By Boxing News - 01/14/2012 - Comments

Image: Stieglitz easily beats overmatched fringe contender WeberBy Jim Dower: In am embarrassingly one-sided fight, WBO super middleweight champion Robert Stieglitz (41-2, 23 KOs) easily defeated #14 World Boxing Organization ranked contender Henry Weber (15-1-1, 3 KOs) by a lopsided 12 round unanimous decision on Saturday night at the Baden Arena in Offenberg, Germany. The final judges’ scores were 119-109, 118-110 and 116-112.

Stieglitz appeared to win every round of the fight, and the judge’ scores seemed a little out of touch with what actually happened in the fight. For Stieglitz, it was his fifth title defense of his WBO and his last before he faces former two-time super middleweight champion Mikkel Kessler on April 14th in Copenhagen, Denmark.

The 23-year-old Weber could do little in this fight, as not only was he not as fast as the 30-year-old Stieglitz but he also didn’t have the same kind of power as him. In every round, Weber was overwhelmed by Stieglitz’s almost nonstop punches.

Stieglitz looked desperate at times to try and finish Weber off but lacked the power needed to finish the job. The fight was never really competitive at any point, but it got really one-sided in the second half of the fight with Stieglitz landing at will.

Weber lost his mouthpiece repeatedly in the fight, often when he would get hit with big uppercuts. Stieglitz had a bad habit coming inside and shouldering Weber, but it didn’t cost him anything, although referee gave him several warnings in the fight for this practice.

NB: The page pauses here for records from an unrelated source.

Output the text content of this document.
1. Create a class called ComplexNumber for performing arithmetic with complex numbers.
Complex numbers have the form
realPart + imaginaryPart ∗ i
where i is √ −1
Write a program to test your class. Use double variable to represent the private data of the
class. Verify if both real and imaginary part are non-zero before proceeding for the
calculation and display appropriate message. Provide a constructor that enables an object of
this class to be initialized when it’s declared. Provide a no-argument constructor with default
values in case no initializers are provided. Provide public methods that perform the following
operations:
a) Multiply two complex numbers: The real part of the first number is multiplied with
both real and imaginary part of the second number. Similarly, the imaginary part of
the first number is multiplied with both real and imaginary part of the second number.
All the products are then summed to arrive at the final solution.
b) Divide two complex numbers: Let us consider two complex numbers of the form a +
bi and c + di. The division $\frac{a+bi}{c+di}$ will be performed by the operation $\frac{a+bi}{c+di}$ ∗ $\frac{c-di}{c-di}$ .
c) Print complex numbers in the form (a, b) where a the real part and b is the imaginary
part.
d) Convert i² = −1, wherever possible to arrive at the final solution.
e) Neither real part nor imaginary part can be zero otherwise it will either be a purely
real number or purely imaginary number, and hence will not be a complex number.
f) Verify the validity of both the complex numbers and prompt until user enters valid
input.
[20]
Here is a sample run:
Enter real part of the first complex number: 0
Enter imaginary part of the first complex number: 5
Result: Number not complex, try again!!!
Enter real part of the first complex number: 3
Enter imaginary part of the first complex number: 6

Perhaps Weber’s best round of the fight was the 4th when he landed some uppercuts and short hooks. Stieglitz, however, answered him back each time he threw and with better power. If you were to give Weber any of the rounds in the fight, this would be the one. I don’t think he did enough to win the round because Stieglitz hit him more in the round. After the 4th, it got pretty to watch as Stieglitz was able to punch Weber at will without having to worry about much return fire. In the 10th round, Stieglitz fired off a nonstop salvo of quick combinations, landing almost every punch he threw in rapid fire for almost a minute. Shockingly, neither the referee nor Weber’s corner stopped the fight. The fight really needed to be stopped at that point because Weber was no longer competitive was taking some serious punishment.

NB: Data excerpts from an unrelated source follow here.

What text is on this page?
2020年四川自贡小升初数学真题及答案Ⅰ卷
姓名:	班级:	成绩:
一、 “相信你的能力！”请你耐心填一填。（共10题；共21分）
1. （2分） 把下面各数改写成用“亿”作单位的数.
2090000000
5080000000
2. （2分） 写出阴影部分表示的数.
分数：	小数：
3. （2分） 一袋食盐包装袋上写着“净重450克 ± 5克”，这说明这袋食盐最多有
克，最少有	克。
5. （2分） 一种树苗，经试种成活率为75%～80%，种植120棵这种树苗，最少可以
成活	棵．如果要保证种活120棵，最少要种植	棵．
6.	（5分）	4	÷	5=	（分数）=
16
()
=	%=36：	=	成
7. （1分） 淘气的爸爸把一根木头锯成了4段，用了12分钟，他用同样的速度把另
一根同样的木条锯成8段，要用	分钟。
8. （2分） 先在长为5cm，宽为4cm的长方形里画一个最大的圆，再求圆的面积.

Overall, I thought Stieglitz looked pretty good. I think he definitely one of the top 9 or 10 super middleweights, although I rate guys like Lucian Bute, Carl Froch, Mikkel Kessler, Andre Ward, Andre Dirrell, Anthony Dirrell, Arthur Abraham, Kelly Pavlik and Glen Johnson over him. I don’t think Stieglitz deserves to hold a belt and see him losing to Kessler in April when they fight.